For the moment, the French unions maintain their unity of action and have called for a new day of mobilizations, on June 6, against the pension reform and the consequent two-year delay in the legal retirement age.

Union cohesion was not taken for granted after a May Day, on Monday, very demanding, but which did not bring a human tide against the government’s policy to the streets. The nuances of more or less pragmatism among the various union organizations are set aside for now. They are not willing to capitulate.

June 6 will be the fourteenth protest since the beginning of the year and will take place two days before the vote in the National Assembly on a bill, raised by the diverse group Libertades, Independientes, Overseas and Territories (LIOT) to annul the reform of pensions recently promulgated by Macron.

Yesterday was a day of analysis and damage assessment. The riots into which some demonstrations degenerated, due to the presence of black blocs (anarchists and radical anti-system) were more serious than usual, with destruction of shops, looting and fires. According to the Ministry of the Interior, there were 406 police officers injured – including one severely burned when he was hit by a Molotov cocktail in Paris – and 504 arrests. The Prime Minister, Elisabeth Borne, condemned the violence in harsh terms during the parliamentary session of questions to the Government and also warned that “social progress will not come from saucepans”.

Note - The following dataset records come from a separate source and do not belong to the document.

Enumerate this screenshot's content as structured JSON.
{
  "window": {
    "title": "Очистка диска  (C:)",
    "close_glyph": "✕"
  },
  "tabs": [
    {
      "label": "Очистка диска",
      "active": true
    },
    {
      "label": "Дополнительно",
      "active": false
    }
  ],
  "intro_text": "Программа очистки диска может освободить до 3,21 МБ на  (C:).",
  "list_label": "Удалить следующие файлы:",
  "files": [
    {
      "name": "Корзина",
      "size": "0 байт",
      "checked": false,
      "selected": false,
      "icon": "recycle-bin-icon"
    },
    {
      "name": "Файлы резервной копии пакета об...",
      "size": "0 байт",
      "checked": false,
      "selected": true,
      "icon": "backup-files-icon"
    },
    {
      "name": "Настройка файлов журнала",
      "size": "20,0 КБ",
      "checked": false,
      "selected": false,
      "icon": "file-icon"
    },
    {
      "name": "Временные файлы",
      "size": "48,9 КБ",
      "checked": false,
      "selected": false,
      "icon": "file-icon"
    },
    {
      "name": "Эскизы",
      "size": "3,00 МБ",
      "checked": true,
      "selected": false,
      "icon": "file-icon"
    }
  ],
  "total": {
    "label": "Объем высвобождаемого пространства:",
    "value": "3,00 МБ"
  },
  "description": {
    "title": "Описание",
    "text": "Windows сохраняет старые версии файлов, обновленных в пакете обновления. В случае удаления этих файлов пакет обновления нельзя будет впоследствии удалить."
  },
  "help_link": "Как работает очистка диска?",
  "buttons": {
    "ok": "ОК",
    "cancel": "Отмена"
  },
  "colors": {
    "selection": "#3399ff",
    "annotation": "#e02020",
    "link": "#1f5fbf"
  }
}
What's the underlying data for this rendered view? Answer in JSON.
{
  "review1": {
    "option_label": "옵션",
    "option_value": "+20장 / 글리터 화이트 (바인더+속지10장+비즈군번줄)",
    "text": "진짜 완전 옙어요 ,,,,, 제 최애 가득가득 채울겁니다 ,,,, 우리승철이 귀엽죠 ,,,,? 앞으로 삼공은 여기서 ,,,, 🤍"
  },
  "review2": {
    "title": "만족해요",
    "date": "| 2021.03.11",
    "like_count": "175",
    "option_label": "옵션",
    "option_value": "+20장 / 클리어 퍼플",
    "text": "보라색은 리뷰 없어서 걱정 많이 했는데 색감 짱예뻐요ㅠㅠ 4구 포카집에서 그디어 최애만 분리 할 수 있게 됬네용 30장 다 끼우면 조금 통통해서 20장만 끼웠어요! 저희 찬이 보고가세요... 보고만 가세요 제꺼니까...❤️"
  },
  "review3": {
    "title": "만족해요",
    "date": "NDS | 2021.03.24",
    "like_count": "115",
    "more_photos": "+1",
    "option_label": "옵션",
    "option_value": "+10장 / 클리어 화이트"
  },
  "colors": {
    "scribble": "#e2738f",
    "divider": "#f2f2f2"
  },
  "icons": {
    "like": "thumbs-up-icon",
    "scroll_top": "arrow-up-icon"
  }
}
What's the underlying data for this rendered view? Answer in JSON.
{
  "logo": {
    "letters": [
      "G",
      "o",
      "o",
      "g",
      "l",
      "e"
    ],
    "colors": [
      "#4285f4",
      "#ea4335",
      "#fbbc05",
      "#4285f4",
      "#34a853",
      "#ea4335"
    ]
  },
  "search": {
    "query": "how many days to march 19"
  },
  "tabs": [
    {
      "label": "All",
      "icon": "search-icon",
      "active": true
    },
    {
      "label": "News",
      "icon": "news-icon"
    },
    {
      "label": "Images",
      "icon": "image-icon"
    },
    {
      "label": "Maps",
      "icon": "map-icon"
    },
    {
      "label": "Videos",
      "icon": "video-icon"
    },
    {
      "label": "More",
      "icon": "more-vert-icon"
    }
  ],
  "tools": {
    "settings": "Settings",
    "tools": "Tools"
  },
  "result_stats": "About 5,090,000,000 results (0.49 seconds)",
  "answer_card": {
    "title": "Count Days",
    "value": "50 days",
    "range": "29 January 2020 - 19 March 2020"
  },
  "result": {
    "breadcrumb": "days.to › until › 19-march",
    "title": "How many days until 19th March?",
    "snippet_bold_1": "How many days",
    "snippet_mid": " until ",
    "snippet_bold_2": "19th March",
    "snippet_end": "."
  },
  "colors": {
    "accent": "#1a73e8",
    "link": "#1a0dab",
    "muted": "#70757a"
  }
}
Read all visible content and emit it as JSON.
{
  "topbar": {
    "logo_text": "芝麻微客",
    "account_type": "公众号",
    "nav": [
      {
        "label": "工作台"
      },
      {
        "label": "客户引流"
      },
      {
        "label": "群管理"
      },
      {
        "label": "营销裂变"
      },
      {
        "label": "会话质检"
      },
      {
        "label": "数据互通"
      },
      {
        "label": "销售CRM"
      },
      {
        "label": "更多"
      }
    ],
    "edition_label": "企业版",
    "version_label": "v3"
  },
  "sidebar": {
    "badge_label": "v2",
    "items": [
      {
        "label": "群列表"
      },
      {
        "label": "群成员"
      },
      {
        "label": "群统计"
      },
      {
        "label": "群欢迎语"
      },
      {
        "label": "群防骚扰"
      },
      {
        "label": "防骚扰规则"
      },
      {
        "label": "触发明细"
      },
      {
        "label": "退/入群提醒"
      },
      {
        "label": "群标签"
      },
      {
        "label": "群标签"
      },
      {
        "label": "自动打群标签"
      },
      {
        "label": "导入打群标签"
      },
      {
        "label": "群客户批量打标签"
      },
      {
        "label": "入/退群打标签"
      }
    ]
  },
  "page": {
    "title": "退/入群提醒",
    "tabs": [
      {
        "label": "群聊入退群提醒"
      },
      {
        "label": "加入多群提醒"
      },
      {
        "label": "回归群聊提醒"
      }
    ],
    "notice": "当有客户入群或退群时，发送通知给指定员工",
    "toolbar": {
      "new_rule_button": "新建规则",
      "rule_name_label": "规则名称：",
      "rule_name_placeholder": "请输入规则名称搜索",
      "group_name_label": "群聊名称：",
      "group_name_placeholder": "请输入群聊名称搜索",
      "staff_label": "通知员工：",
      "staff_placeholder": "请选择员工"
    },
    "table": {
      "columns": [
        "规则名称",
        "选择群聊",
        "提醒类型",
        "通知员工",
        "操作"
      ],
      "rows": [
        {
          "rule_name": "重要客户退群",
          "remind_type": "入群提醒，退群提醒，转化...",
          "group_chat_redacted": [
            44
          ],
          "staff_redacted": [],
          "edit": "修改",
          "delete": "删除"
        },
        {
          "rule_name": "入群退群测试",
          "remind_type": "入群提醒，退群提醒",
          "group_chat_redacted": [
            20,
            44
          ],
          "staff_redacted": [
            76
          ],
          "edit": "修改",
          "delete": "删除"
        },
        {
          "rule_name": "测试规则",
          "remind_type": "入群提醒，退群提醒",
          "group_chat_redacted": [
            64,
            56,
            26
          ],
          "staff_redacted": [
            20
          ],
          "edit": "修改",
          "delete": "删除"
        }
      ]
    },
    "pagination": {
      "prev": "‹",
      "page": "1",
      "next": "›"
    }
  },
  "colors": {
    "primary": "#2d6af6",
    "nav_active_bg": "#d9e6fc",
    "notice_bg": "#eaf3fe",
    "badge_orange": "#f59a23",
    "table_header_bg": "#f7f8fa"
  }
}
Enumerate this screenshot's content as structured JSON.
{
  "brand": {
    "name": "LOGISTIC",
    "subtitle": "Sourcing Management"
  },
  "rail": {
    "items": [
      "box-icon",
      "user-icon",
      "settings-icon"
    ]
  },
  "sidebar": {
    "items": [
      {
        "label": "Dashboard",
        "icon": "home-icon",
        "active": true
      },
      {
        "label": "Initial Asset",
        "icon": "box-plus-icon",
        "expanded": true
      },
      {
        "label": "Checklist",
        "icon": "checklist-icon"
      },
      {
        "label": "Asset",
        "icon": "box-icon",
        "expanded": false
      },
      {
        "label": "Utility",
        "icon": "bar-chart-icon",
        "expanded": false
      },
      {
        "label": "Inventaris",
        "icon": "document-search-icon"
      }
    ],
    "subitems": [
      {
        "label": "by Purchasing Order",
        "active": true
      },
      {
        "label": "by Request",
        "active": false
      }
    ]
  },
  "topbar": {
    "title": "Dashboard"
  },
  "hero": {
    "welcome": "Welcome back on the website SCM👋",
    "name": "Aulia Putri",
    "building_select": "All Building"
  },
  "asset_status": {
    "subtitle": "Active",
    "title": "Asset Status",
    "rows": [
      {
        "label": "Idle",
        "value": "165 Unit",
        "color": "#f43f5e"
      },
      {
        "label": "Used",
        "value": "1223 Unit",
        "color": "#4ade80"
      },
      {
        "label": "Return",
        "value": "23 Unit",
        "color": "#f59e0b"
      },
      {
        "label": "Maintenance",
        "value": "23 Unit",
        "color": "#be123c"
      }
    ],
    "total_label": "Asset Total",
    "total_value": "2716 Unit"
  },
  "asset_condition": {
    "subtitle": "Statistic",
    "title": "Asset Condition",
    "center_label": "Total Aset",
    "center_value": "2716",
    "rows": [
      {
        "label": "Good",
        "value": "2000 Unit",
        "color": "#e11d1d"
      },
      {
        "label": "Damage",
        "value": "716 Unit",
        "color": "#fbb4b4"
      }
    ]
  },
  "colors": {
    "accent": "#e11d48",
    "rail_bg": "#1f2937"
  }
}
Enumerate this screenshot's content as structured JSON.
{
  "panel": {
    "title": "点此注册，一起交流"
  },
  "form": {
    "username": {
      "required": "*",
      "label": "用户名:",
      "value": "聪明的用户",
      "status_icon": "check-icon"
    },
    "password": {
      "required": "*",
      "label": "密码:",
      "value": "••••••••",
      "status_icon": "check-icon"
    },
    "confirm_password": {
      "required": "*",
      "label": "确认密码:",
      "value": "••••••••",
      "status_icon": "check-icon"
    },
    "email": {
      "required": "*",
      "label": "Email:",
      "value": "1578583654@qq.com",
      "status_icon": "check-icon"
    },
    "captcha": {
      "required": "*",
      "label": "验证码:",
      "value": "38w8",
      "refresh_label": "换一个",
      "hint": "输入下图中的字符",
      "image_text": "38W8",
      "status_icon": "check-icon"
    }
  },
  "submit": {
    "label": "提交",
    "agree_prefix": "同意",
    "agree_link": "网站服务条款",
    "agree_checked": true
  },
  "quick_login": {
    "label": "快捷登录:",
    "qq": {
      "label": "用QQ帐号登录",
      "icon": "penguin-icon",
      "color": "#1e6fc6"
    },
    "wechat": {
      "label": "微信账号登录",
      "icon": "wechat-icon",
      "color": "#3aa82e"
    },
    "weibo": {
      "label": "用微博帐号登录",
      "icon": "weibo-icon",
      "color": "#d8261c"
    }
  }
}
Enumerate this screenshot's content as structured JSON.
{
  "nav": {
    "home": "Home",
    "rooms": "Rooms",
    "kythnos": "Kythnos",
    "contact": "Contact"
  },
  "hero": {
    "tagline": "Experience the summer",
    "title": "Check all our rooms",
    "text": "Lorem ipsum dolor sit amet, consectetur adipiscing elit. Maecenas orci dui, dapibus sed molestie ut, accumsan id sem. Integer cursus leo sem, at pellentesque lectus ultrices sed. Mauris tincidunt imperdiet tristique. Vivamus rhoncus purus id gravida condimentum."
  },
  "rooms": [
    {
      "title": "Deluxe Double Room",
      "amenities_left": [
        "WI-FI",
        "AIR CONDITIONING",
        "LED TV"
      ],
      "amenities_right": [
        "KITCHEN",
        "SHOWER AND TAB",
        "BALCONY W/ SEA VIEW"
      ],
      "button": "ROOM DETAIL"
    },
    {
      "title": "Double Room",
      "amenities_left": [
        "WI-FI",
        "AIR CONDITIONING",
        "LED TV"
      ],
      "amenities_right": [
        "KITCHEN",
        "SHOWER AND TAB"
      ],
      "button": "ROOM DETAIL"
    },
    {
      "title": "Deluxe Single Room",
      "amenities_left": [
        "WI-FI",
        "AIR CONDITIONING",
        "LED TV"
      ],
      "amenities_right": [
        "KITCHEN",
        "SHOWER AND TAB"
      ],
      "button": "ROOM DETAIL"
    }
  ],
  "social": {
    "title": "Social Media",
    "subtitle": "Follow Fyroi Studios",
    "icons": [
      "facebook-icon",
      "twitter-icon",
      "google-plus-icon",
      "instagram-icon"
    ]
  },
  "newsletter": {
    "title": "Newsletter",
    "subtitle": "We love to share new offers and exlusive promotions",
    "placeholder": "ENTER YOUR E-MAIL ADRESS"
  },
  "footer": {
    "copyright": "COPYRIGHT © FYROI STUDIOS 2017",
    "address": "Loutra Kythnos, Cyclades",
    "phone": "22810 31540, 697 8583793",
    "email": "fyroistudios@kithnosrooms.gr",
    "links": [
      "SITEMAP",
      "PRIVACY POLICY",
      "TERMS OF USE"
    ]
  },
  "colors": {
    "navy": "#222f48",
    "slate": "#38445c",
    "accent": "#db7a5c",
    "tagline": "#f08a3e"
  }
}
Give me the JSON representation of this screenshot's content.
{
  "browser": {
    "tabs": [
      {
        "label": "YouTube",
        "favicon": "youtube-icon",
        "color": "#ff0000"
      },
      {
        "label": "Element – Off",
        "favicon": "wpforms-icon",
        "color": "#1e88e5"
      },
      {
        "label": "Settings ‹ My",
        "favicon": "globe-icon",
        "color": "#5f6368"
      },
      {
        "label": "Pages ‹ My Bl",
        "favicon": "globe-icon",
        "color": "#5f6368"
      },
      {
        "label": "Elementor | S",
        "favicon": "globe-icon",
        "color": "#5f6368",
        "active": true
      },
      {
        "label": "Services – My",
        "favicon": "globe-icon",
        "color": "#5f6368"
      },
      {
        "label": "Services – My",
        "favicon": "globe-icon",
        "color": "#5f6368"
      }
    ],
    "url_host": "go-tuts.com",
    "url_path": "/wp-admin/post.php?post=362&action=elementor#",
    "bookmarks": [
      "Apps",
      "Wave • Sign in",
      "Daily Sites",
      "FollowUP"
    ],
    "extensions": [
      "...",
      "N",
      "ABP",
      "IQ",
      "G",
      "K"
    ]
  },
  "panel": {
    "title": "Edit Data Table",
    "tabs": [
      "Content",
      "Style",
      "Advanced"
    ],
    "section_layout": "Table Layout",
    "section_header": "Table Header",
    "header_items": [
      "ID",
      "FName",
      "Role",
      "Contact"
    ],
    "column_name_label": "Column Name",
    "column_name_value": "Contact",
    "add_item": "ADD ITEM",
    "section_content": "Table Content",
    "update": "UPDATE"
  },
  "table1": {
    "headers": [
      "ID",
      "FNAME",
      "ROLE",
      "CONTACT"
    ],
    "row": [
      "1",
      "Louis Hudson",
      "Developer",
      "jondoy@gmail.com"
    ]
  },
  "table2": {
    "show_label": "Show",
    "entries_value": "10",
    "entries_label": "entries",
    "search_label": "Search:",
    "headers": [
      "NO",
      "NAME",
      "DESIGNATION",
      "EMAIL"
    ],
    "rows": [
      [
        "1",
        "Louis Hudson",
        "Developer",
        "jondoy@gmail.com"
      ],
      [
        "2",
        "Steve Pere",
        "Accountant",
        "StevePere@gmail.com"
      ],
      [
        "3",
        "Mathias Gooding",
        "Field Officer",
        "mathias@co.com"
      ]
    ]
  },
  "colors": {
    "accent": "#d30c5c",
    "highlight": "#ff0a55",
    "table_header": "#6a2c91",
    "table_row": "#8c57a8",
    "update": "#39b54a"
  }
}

The Minister of the Interior, Gérald Darmanin, denounced the “complicit silence” of Jean-Luc Mélenchon, the leader of La France Insumisa (radical left) in the face of violence, and the latter accused the former of being “one hundred percent responsible” for what happened. “The police officers must be wary of such a pitiful boss,” Mélenchon tweeted.

The associations of merchants and restaurateurs in the center of the big cities are exasperated by the losses they suffer from such frequent riots, not only because of the destruction, but also because the fear of riots scares away customers. Some, like Thierry Fontaine, a spokesman for Lyon restaurateurs, have called for store-free zones to be designated for demonstrations, something difficult to achieve in practice.

In France, an environment of institutional crisis and ungovernability reigns, due to the absence of a parliamentary majority that supports the Government and the impossibility of building consensus, a situation that is complicated by the fact that the radical left and the extreme right have grown a lot in representation and they seek permanent anger. According to historian Pierre Rosanvallon, this is the worst crisis since the Algerian war (1954-1962).

The downgrading of the credit rating for France announced last Friday by the Fitch agency has had a psychological and political impact. The news gave ammunition to the government’s rivals. Fitch lowered the grade, among other reasons, for “the political impasse and (sometimes violent) social movements.” The fear is that Standard

Speaking to Le Figaro yesterday, the president of Los Republicanos (LR, traditional right), Éric Ciotti, warned that “France is dancing on a volcano” and is involved in “an infernal spiral” due to the unstoppable growth of debt and the growing gap with Germany, the reference country.